Таким образом, политический и идеологический фон для визита Обрегона в США был самым благоприятным. Неудивительно, что когда он пересек границу в Аризоне, его встретили военным салютом и эскортом в составе батальона пехоты и двух эскадронов кавалерии, которые сопровождали Обрегона до ближайшего вокзала. Все эти почести (достойные главы государства или, по крайней мере, верховного главнокомандующего) с неудовольствием фиксировал ревнивый Карранса. Правда, американцы выделили Обрегону еще один, незаметный эскорт. Во время американского турне гостя заботливо опекали американские спецслужбы – например, вскрывая всю его корреспонденцию.
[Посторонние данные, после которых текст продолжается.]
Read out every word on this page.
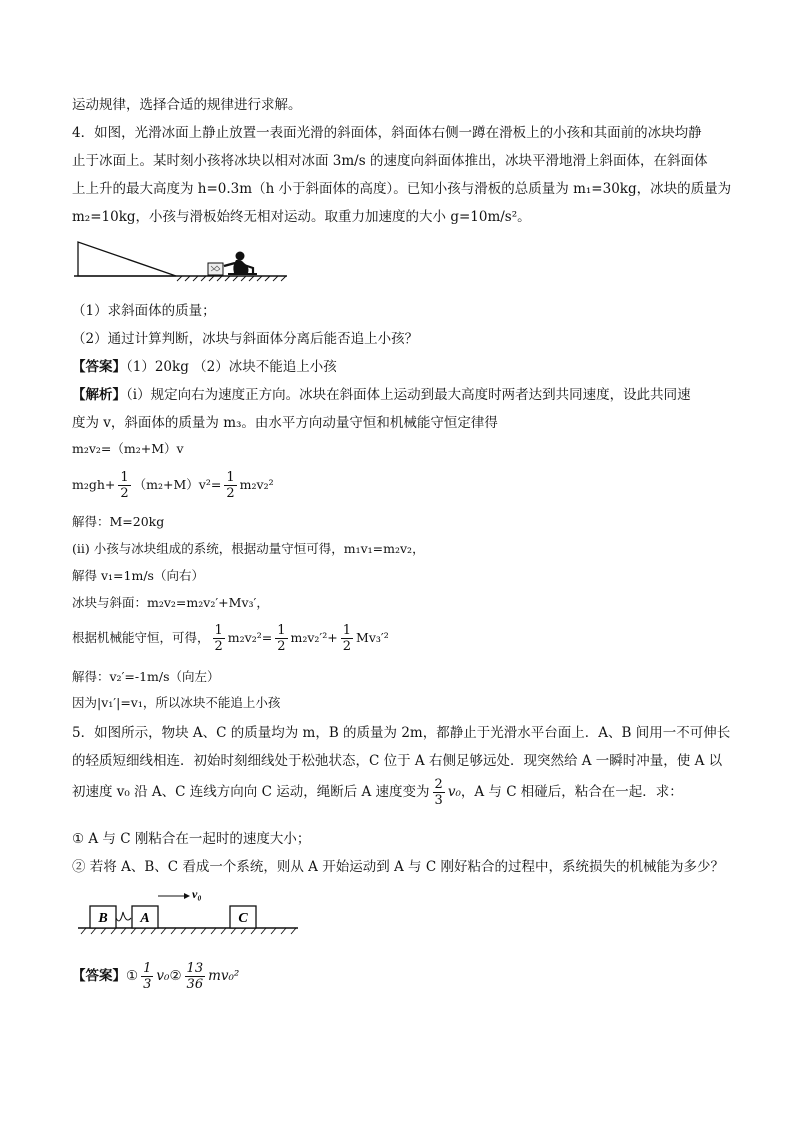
运动规律，选择合适的规律进行求解。
4．如图，光滑冰面上静止放置一表面光滑的斜面体，斜面体右侧一蹲在滑板上的小孩和其面前的冰块均静
止于冰面上。某时刻小孩将冰块以相对冰面 3m/s 的速度向斜面体推出，冰块平滑地滑上斜面体，在斜面体
上上升的最大高度为 h=0.3m（h 小于斜面体的高度）。已知小孩与滑板的总质量为 m₁=30kg，冰块的质量为
m₂=10kg，小孩与滑板始终无相对运动。取重力加速度的大小 g=10m/s²。
（1）求斜面体的质量；
（2）通过计算判断，冰块与斜面体分离后能否追上小孩？
【答案】（1）20kg （2）冰块不能追上小孩
【解析】（i）规定向右为速度正方向。冰块在斜面体上运动到最大高度时两者达到共同速度，设此共同速
度为 v，斜面体的质量为 m₃。由水平方向动量守恒和机械能守恒定律得
m₂v₂=（m₂+M）v
$m_2gh+ \frac{1}{2} (m_2+M)v^2= \frac{1}{2} m_2v_2^2$
解得：M=20kg
(ii) 小孩与冰块组成的系统，根据动量守恒可得，m₁v₁=m₂v₂，
解得 v₁=1m/s（向右）
冰块与斜面：m₂v₂=m₂v₂′+Mv₃′，
根据机械能守恒，可得， $\frac{1}{2} m_2v_2^2= \frac{1}{2} m_2v_2'^2+ \frac{1}{2} Mv_3'^2$
解得：v₂′=-1m/s（向左）
因为|v₁′|=v₁，所以冰块不能追上小孩
5．如图所示，物块 A、C 的质量均为 m，B 的质量为 2m，都静止于光滑水平台面上．A、B 间用一不可伸长
的轻质短细线相连．初始时刻细线处于松弛状态，C 位于 A 右侧足够远处．现突然给 A 一瞬时冲量，使 A 以
初速度 v₀ 沿 A、C 连线方向向 C 运动，绳断后 A 速度变为 $\frac{2}{3} v_0$，A 与 C 相碰后，粘合在一起．求：
① A 与 C 刚粘合在一起时的速度大小；
② 若将 A、B、C 看成一个系统，则从 A 开始运动到 A 与 C 刚好粘合的过程中，系统损失的机械能为多少？
B A
v₀
C
【答案】① $\frac{1}{3}$ v₀② $\frac{13}{36} mv_0^2$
В охваченных военным психозом США не исключали, что Обрегон может попытаться установить контакты с германкой агентурой. Но ничего подобного американские сыщики не обнаружили, и к концу поездки наблюдение было снято.
Обрегон начал путешествие по США с западного побережья, а затем проехал через всю страну, посетил Сент-Луис и Чикаго и добрался до Нью-Йорка и Вашингтона. Он не скупился на похвалы в адрес американского образа жизни и подчеркивал на всех встречах, особенно с прессой, что хотел бы видеть такие же порядки и в Мексике. Очаровав весьма падких на любую лесть в свой адрес американцев, мексиканец стал героем дня для СМИ. Обрегона принял Вильсон, удостоив его сердечной беседы. По ее итогам президент сделал желательный для гостя вывод – именно на этого прогрессивно мыслящего человека США должны ставить в Мексике.
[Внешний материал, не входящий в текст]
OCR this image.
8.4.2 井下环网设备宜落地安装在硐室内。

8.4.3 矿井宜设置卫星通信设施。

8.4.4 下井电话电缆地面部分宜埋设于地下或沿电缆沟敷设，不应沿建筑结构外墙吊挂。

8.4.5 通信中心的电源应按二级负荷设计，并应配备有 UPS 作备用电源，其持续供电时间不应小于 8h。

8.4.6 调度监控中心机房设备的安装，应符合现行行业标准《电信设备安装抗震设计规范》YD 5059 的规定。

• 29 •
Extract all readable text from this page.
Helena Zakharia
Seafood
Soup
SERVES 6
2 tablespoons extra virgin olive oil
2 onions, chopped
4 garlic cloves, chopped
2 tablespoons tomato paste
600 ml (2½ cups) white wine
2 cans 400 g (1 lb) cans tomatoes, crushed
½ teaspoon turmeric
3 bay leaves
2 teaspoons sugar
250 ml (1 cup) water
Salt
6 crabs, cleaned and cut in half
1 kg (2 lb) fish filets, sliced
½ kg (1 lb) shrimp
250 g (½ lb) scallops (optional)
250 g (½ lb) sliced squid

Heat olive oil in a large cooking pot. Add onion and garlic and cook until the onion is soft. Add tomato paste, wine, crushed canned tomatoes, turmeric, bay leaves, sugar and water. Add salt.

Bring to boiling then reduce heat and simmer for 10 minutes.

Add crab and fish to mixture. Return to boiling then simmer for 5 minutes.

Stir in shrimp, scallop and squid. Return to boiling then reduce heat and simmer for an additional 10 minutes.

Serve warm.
Прагматично настроенный Обрегон удачно совместил политические цели турне с чисто коммерческими. Дело в том, что после отставки он занялся крупным посредническим бизнесом. Обрегон объединил в кооператив почти всех производителей нута (известного также как турецкий или бараний горох) в штатах Синалоа и Сонора. Нут издавна был одним из основных экспортных товаров Мексики. Он продавался главным образом в испаноязычные страны, где входил в повседневный рацион. Нут закупали и США, особенно активно в годы Первой мировой войны. Апологеты Обрегона считают генерала чуть ли не альтруистом. Мол, раньше, несмотря на высокое качество нута в Соноре и Синалоа, выращивавшие его фермеры получали мизерные доходы. Наблюдение верное: фермерам приходилось брать кредит на выращивание бараньего гороха и потом продавать урожай кредиторам по фиксированной цене (7–8 долларов за центнер). С началом войны цены на нут, как и на все прочие продукты, выросли, но на доходах фермеров это никак не отразилось.
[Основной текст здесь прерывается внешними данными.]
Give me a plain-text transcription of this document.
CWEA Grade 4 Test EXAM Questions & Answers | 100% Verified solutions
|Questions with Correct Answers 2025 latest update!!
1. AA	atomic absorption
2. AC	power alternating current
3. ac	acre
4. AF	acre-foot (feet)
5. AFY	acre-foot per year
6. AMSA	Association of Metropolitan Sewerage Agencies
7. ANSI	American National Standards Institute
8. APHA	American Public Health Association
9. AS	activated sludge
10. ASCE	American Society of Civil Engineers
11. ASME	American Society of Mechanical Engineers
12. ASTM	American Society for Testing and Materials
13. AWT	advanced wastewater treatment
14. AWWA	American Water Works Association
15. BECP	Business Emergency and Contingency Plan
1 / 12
Кооператив Обрегона взял на себя кредитование фермеров и сбыт продукции, прежде всего в США. Благодаря хорошим контактам с властями у Обрегона был доступ к дешевым кредитным средствам Соноры и Синалоа, а блестящие связи в США обеспечивали ему гарантированный сбыт в этой стране. Кооператив обязался соблюдать законодательство США, по которому запрещалось продавать товары любым воюющим против Америки странам.
В 1918 году цены на нут выросли в два раза, и Обрегон получил с каждого проданного в США мешка пятьдесят центов. Сведения об общей сумме полученных генералом-бизнесменом доходов разнятся от 50 тысяч до полутора миллионов долларов. В любом случае это были для того времени очень большие деньги. Однако Обрегон совершил серьезную ошибку, продавая весь товар только одному американскому бизнесмену, Грейсу, от которого, вероятно, тоже получал комиссионные. Мексиканские фермеры лишились былых диверсифицированных рынков сбыта. Когда война закончилась и цена на нут опять упала, весь кооператив оказался в долгу у того же Грейса, который теперь обеспечивал кооператоров заемными средствами. Обрегону пришлось взять весь долг на себя, что, видимо, тоже рассматривалось как благородный жест. Однако генерал так и не рассчитался с долгом до своей смерти в 1928 году.
Тем не менее благодаря своей поездке и коммерческим связям Обрегон мог рассчитывать на поддержку американцев в борьбе за президентское кресло. В самой Мексике дело обстояло куда как сложнее.
Большинство солдат и офицеров революционной армии, основной политической силой Мексики, конечно, считали Обрегона наиболее приемлемым преемником Каррансы. Однако это не относилось к самым влиятельным генералам страны, а ведь обычно войска действовали так, как им велит их местный военный вождь. Пабло Гонсалес (пожалуй, второй после Обрегона по авторитету в стране генерал) считал себя более подходящим президентом. А Карранса, чтобы посеять недоверие между Гонсалесом и Обрегоном, намекал первому, что может поддержать его кандидатуру. Другие влиятельные генералы, например, Мургуя и Дьегес, вообще не хотели видеть президентом ни Обрегона, ни Гонсалеса. Они ориентировались на Каррансу и были готовы оружием поддержать выбор последнего.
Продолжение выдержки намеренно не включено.